RDC : Washington sanctionne l'ex-président Kabila l’accusant de «semer l’instabilité» en soutenant le M23



Les États-Unis ont sanctionné ce 30 avril l’ancien président de la République démocratique du Congo (RDC), Joseph Kabila, l’accusant de « semer l’instabilité » dans son pays en soutenant le groupe armé M23, selon un communiqué de l'OFAC, agence du département du Trésor des États-Unis.
 
L'ex-président congolais Joseph Kabila, qui a dirigé la RDC de 2001 à 2019, figure désormais sur la liste noire des personnalités visées par des sanctions économiques de l'Office of Foreign Assets Control (OFAC), un service gouvernemental américain. Washington estime que l’ex-dirigeant cherche à « déstabiliser le gouvernement de RDC en soutenant le M23 et l’AFC », son bras politique. L’OFAC souligne également qu’il a « vécu sous la protection du M23 » l’an dernier à Goma, bastion du groupe armé dans l’est du pays.
 
« Aujourd’hui, l’Office of Foreign Assets Control (OFAC) du département du Trésor des États-Unis a imposé des sanctions à l’encontre de l’ancien président de la République démocratique du Congo (RDC), Joseph Kabange Kabila, pour son rôle dans le soutien au Mouvement du 23-Mars (M23) et à l’Alliance Fleuve Congo (AFC). Le M23 est un groupe armé soutenu par le Rwanda opérant dans l’est de la RDC, et l’AFC agit comme sa coalition politico-militaire, cherchant à renverser le gouvernement de la RDC. Le M23 et l’AFC ont alimenté l’instabilité politique et les conflits violents dans l’est de la RDC, entraînant la mort de milliers de civils et une crise de déplacement massif de populations », peut-on lire dans le communiqué (ici en anglais).
 
« Ceux qui continuent de semer l’instabilité devront rendre des comptes »

Le 30 septembre 2025, la justice congolaise l’avait condamné à mort par contumace pour « complicité » avec le groupe armé M23, soutenu par le Rwanda.
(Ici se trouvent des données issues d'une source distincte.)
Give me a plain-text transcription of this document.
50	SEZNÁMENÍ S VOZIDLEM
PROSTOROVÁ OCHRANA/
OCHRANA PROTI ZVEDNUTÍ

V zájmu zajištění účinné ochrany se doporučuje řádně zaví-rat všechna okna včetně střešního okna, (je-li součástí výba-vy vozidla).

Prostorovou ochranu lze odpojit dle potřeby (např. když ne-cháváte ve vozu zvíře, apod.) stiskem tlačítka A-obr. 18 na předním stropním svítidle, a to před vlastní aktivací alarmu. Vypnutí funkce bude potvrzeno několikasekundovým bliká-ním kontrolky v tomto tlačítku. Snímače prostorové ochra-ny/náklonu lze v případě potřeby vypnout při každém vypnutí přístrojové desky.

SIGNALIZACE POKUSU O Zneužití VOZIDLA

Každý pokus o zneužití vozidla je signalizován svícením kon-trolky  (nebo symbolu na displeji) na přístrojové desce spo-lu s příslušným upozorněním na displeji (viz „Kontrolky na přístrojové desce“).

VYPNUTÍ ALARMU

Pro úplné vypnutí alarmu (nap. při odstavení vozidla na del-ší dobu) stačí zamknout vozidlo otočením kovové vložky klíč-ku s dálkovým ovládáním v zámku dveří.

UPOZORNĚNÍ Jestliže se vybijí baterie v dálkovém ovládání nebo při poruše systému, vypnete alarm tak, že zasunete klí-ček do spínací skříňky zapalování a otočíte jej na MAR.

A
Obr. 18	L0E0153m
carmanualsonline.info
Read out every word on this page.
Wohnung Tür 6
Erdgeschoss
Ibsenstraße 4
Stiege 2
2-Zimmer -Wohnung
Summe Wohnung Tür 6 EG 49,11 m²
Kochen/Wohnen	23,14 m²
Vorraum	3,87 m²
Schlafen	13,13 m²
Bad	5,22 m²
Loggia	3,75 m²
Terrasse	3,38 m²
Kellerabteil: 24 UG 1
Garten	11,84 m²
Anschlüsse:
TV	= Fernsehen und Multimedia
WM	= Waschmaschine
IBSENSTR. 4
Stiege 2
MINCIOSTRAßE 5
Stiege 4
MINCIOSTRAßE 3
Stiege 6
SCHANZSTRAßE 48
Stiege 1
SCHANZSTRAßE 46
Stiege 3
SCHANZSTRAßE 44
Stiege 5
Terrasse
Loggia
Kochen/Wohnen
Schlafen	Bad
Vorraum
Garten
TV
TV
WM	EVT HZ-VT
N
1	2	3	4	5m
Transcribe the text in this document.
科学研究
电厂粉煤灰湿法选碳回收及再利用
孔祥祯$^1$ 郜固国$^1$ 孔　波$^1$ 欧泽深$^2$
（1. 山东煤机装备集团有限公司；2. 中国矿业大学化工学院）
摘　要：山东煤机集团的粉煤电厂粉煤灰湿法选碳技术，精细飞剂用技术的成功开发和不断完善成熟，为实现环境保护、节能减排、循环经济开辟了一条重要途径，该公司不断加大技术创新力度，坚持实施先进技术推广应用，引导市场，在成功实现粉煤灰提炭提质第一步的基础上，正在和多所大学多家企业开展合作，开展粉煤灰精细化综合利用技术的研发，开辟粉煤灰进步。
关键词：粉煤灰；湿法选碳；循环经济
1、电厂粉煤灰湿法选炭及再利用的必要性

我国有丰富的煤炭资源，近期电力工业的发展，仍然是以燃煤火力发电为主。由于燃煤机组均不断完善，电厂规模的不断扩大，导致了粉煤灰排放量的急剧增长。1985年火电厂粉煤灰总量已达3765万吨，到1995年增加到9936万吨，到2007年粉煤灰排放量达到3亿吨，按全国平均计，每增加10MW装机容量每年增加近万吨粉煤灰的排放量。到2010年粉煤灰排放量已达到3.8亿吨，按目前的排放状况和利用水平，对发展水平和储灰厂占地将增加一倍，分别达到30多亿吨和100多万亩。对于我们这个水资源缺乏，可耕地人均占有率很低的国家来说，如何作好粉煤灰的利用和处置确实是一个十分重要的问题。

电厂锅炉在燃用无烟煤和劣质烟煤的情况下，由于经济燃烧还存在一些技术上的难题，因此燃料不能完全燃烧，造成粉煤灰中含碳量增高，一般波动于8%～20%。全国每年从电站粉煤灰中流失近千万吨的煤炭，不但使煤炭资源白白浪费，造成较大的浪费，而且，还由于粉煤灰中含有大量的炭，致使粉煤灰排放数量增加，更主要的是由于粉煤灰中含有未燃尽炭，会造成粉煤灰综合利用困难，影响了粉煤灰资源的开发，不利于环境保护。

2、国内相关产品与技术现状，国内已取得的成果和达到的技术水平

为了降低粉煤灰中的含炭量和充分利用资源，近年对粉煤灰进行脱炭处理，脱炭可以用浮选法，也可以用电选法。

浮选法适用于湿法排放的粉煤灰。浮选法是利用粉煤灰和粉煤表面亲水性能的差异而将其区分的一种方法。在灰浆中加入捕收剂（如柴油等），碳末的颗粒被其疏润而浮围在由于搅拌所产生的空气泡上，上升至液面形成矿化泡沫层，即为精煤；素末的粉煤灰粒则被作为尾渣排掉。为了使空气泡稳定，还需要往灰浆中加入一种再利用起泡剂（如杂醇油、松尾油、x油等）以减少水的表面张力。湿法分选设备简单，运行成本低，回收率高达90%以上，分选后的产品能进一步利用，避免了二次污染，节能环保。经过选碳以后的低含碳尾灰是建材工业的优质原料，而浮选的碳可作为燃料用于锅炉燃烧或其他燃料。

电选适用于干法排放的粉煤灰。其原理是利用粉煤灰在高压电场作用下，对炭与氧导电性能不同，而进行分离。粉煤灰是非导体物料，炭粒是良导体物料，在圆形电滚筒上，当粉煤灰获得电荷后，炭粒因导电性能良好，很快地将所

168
Quelques semaines plus tard, Kigali et Kinshasa avaient signé à Washington un fragile accord de paix, sous l’égide de l’ancien président américain Donald Trump.
 
« Le président Trump œuvre en faveur de la paix en République démocratique du Congo et a clairement indiqué que ceux qui continuent de semer l’instabilité devront rendre des comptes », a déclaré Scott Bessent, le secrétaire américain au Trésor supervisant l’OFAC, cité dans le communiqué.
 
« Cette mesure soutient les historiques Accords de Washington pour la paix et la prospérité, négociés par les États-Unis et signés par les chefs d’État de la RDC et du Rwanda le 4 décembre 2025. Ces accords incluent un engagement à faire avancer un cadre d’intégration économique régionale visant à développer le commerce et les investissements, à renforcer la transparence dans les chaînes d’approvisionnement en minerais critiques et à ouvrir la voie à davantage d’investissements dans la région », ajoute le communiqué.
 
En quoi consistent les sanctions ?

Les sanctions américaines entraînent le gel des éventuels avoirs de Joseph Kabila aux États-Unis et interdisent aux entreprises et citoyens américains toute transaction avec lui.
 
« À la suite de cette mesure, tous les biens et intérêts patrimoniaux de la personne désignée ou bloquée mentionnée ci-dessus, situés aux États-Unis ou en la possession ou sous le contrôle de personnes américaines, sont bloqués et doivent être signalés à l’OFAC. De plus, toute entité détenue, directement ou indirectement, à 50 % ou plus par une ou plusieurs personnes bloquées est également bloquée.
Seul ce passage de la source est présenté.